Mortgage servicers are not particularly motivated to modify mortgages. Why? The reason is simple enough; mortgage servicers can earn far more money on a foreclosure than a mortgage modification. And as with any business, profit is a strong motivator. This is how it works:
Mortgage servicers manage the paperwork of a mortgage, send out the mortgage bill and collect mortgage payments from the debtor. Mortgage servicers earn their money when they collect mortgage payments on behalf of the investors. Once a debtor stops making payments the property goes into foreclosure and the mortgage servicer then earns their money from late fees and other fees associated with the foreclsoure. They DO NOT earn this extra money when they modify a mortgage other than minuscule incentives from the HAMP program.
Now some homeowners have been complaining that mortgage servicers have steered them into trial modifications only to foreclose on them at the end of the trial modification period.
Here’s the important part:
These homeowners were not at risk for immediate foreclosure BEFORE they signed up for the trial mortgage modification. But what happens is that after they are denied a permanent mortgage modification the mortgage servicer then demands that they repay the unpaid mortgage payments from the previous three months, plus interest and penalties.

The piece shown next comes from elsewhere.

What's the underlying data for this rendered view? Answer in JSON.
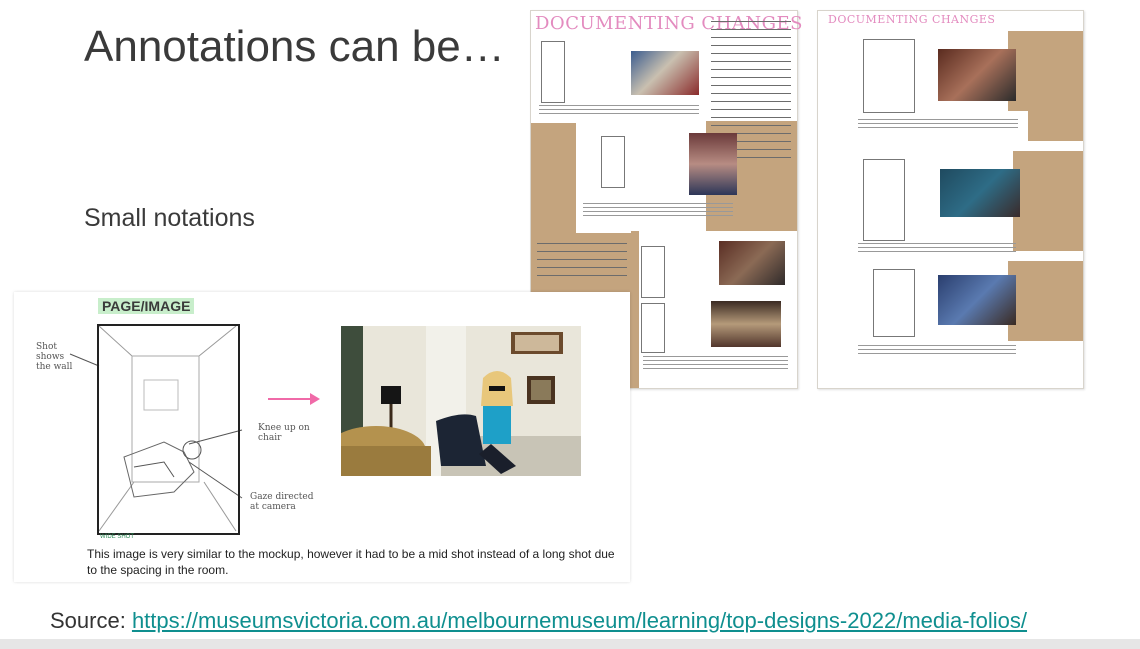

When the homeowner fails to repay the money they lose their home to foreclosure . This doesn’t sound fair to the homeowner who believed that they were getting a mortgage modification but ended up stepping into a foreclosure trap. Many of these homeowners have been in their home for years; but were upside down or facing a mortgage reset on an ARM and needed to modify the mortgage. Certainly the mortgage servicers knew that there was at least a possibility that the homeowners would not be approved for a permanent mortgage modification. Did they even warn the homeowners that if they did not get the permanent mortgage modification that they could lose their home to foreclosure?